My husband's tumor is showing progression. His NO (Kaiser) has a study NCT03149003 "A Study of DSP-7888 Dosing Emulsion in Combination With Bevacizumab in Patients With Recurrent or Progressive Glioblastoma Following Initial Therapy (WIZARD 201G)" All I know is that it's a cancer peptide vaccine. There's a blood test to confirm presence of HLA.
Does anyone know anything about this agent?
I'm looking at other possible trials to see if there's anything that might be a better fit, or that would keep him bevacizumab naive since using bev would further restrict his trial eligibility (multifocal and inoperable means many trials are ruled out). We are in southern California and I'd prefer not to travel far unless it's for an exceptional option. He unfortunately did not qualify for City of Hope's CAR-T trial.
Thanks for any suggestions or insight.
Participants in this trial are randomized into two arms: one arm gets Avastin only, and the other arm gets Avastin + DSP-7888. So that is one strike against the trial. But at least it's open-label, so there's no placebo.
ReplyDeleteDSP-7888 is a vaccine targeting WT1. WT1 is an interesting target in GBM, and one study with a different WT1 vaccine showed quite good outcomes:
https://www.ncbi.nlm.nih.gov/pubmed/25772149
Wilms tumor 1 peptide vaccination combined with temozolomide against newly diagnosed glioblastoma: safety and impact on immunological response.

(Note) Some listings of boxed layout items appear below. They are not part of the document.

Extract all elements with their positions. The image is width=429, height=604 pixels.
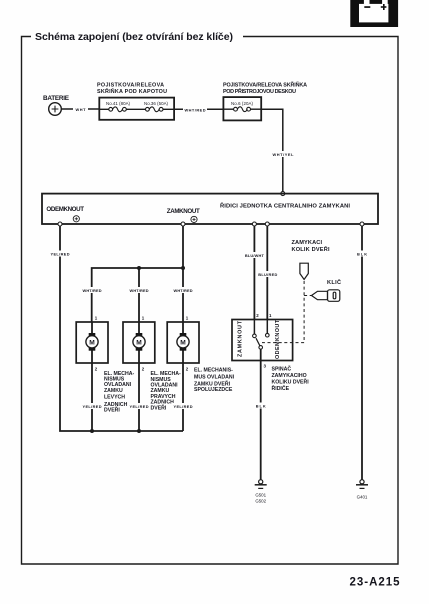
svg-text:ZAMYKACIHO: ZAMYKACIHO — [272, 373, 307, 379]
fuse box under hood — [99, 98, 174, 120]
bus to motors 1 and 2 — [92, 268, 183, 322]
svg-text:No.36 (50A): No.36 (50A) — [144, 101, 169, 106]
label WHT/YEL — [271, 151, 295, 157]
motor M3 — [177, 322, 189, 363]
svg-text:DVEŘI: DVEŘI — [151, 404, 167, 412]
wire WHT/RED between fuse boxes — [174, 108, 223, 110]
wire motor3 to bus — [182, 363, 184, 431]
unlock direction symbol — [73, 216, 79, 222]
svg-text:ZAMKU DVEŘI: ZAMKU DVEŘI — [194, 379, 231, 387]
switch contact 2 — [253, 320, 255, 335]
svg-text:SPOLUJEZDCE: SPOLUJEZDCE — [194, 387, 233, 393]
wire from common contact down — [260, 349, 262, 480]
mechanical linkage dashed — [262, 281, 312, 343]
svg-text:WHT/RED: WHT/RED — [185, 107, 206, 112]
svg-text:YEL/RED: YEL/RED — [83, 404, 102, 409]
label motor2 EL. MECHANISMUS — [151, 371, 182, 412]
battery B1 symbol — [49, 103, 62, 116]
door lock switch box — [232, 320, 293, 361]
wire through fuse box 1 — [99, 108, 109, 110]
svg-text:23-A215: 23-A215 — [350, 577, 401, 589]
svg-text:KOLIKU DVEŘI: KOLIKU DVEŘI — [272, 377, 310, 385]
svg-text:EL. MECHANIS-: EL. MECHANIS- — [194, 368, 233, 374]
svg-text:WHT: WHT — [76, 107, 87, 112]
switch common contact — [259, 346, 263, 350]
wire BLK from control unit — [361, 226, 363, 480]
junction dot bus1 at motor3 — [181, 266, 185, 270]
svg-text:WHT/RED: WHT/RED — [83, 288, 102, 293]
frame bracket — [22, 37, 399, 565]
label BLU/WHT — [244, 252, 265, 258]
svg-text:POJISTKOVA/RELEOVA: POJISTKOVA/RELEOVA — [97, 83, 164, 89]
label motor3 EL. MECHANISMUS — [194, 368, 235, 394]
connector at control unit top — [281, 192, 285, 196]
svg-text:DVEŘI: DVEŘI — [104, 406, 120, 414]
svg-text:BLU/RED: BLU/RED — [258, 272, 277, 277]
svg-text:ODEMKNOUT: ODEMKNOUT — [46, 206, 84, 213]
label YEL/RED — [50, 251, 71, 257]
wire WHT battery to fusebox — [61, 108, 99, 110]
control unit ŘIDICI JEDNOTKA CENTRALNIHO ZAMYKANI — [42, 194, 378, 224]
junction dot bus2 at motor1 — [90, 429, 94, 433]
junction dot bus1 at motor2 — [137, 266, 141, 270]
svg-text:SPINAČ: SPINAČ — [272, 365, 292, 372]
svg-text:WHT/YEL: WHT/YEL — [273, 152, 295, 157]
svg-text:BLU/WHT: BLU/WHT — [245, 253, 265, 258]
motor M1 box — [76, 322, 108, 363]
lock direction symbol — [191, 216, 197, 222]
svg-text:ZAMYKACI: ZAMYKACI — [292, 240, 323, 246]
svg-text:ODEMKNOUT: ODEMKNOUT — [275, 319, 281, 359]
label BLK right wire — [357, 251, 368, 257]
label BLK switch wire — [255, 403, 266, 409]
motor M3 box — [167, 322, 199, 363]
svg-text:No.6 (20A): No.6 (20A) — [231, 101, 254, 106]
label WHT/RED — [183, 106, 207, 112]
svg-text:ZAMKNOUT: ZAMKNOUT — [238, 320, 244, 357]
label WHT/RED branch2 — [129, 287, 150, 293]
wire BLU/WHT to switch — [253, 226, 255, 320]
svg-text:Schéma zapojení (bez otvírání: Schéma zapojení (bez otvírání bez klíče) — [35, 31, 233, 43]
motor M2 — [133, 322, 145, 363]
svg-text:M: M — [180, 339, 186, 346]
battery icon (page corner symbol) — [350, 0, 398, 27]
svg-text:ZAMKU: ZAMKU — [104, 388, 123, 394]
label YEL/RED bottom2 — [129, 403, 150, 409]
svg-text:YEL/RED: YEL/RED — [130, 404, 149, 409]
label BLU/RED — [257, 271, 278, 277]
svg-text:WHT/RED: WHT/RED — [130, 288, 149, 293]
svg-text:ŘIDIČE: ŘIDIČE — [272, 384, 290, 392]
svg-text:M: M — [136, 339, 142, 346]
ground G401 — [356, 480, 368, 489]
switch contact 1 — [266, 320, 268, 334]
svg-text:No.41 (80A): No.41 (80A) — [106, 101, 131, 106]
key symbol — [312, 290, 340, 302]
svg-text:POD PŘISTROJOVOU DESKOU: POD PŘISTROJOVOU DESKOU — [223, 87, 296, 95]
wire YEL/RED from ODEMKNOUT down and bottom bus — [60, 226, 183, 431]
label WHT — [73, 106, 88, 112]
svg-text:BLK: BLK — [256, 404, 266, 409]
label SPINAČ ZAMYKACIHO — [272, 365, 310, 392]
svg-text:YEL/RED: YEL/RED — [174, 404, 193, 409]
svg-text:G401: G401 — [357, 494, 368, 499]
svg-text:POJISTKOVA/RELEOVA SKŘIŇKA: POJISTKOVA/RELEOVA SKŘIŇKA — [223, 81, 307, 89]
svg-text:M: M — [89, 339, 95, 346]
wire branch motor2 — [138, 268, 140, 322]
svg-text:MUS OVLADANI: MUS OVLADANI — [194, 375, 235, 381]
label YEL/RED bottom3 — [173, 403, 194, 409]
svg-text:ZAMKNOUT: ZAMKNOUT — [167, 208, 200, 215]
wire motor1 to bus — [91, 363, 93, 431]
connector circles on control unit bottom — [58, 222, 364, 226]
svg-text:KLIČ: KLIČ — [327, 279, 341, 286]
motor M2 box — [123, 322, 155, 363]
svg-text:BATERIE: BATERIE — [43, 95, 70, 102]
svg-text:G502: G502 — [255, 498, 266, 503]
svg-text:SKŘIŇKA POD KAPOTOU: SKŘIŇKA POD KAPOTOU — [97, 87, 167, 95]
motor M1 — [86, 322, 98, 363]
wire WHT/YEL fuse box to control unit — [261, 109, 283, 191]
label motor1 EL. MECHANISMUS — [104, 371, 135, 414]
door lock knob symbol — [300, 263, 308, 279]
svg-text:LEVYCH: LEVYCH — [104, 394, 125, 400]
wire BLU/RED to switch — [266, 226, 268, 320]
ground G501/G502 — [255, 480, 267, 489]
svg-text:G501: G501 — [255, 493, 266, 498]
junction dot bus2 at motor2 — [137, 429, 141, 433]
wire motor2 to bus — [138, 363, 140, 431]
wire ZAMKNOUT down to motor 3 — [182, 226, 184, 322]
svg-text:KOLIK DVEŘI: KOLIK DVEŘI — [292, 245, 330, 253]
svg-text:BLK: BLK — [357, 252, 367, 257]
svg-text:ŘIDICI JEDNOTKA CENTRALNIHO ZA: ŘIDICI JEDNOTKA CENTRALNIHO ZAMYKANI — [220, 202, 350, 210]
label YEL/RED bottom1 — [82, 403, 103, 409]
label WHT/RED branch1 — [82, 287, 103, 293]
svg-text:YEL/RED: YEL/RED — [51, 252, 70, 257]
label WHT/RED branch3 — [173, 287, 194, 293]
svg-text:WHT/RED: WHT/RED — [174, 288, 193, 293]
switch lever — [256, 338, 260, 346]
fuse box under dash — [223, 97, 261, 120]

Another trial you could look into recruiting in Los Angeles (Cedars Sinai) is:
https://clinicaltrials.gov/ct2/show/NCT02026271 (Ad-RTS-hIL-12 With Veledimex)
The BEV +/- DSP-7888 is actually a decent trial, but it's a roll of the dice which arm he would be placed in.
Thanks Stephen. Waiting to hear from the Cedars Sinai folks. That trial does not require being naive on bevacizumab, just a four week washout, so it theoretically could be pursued after the DSP-7888.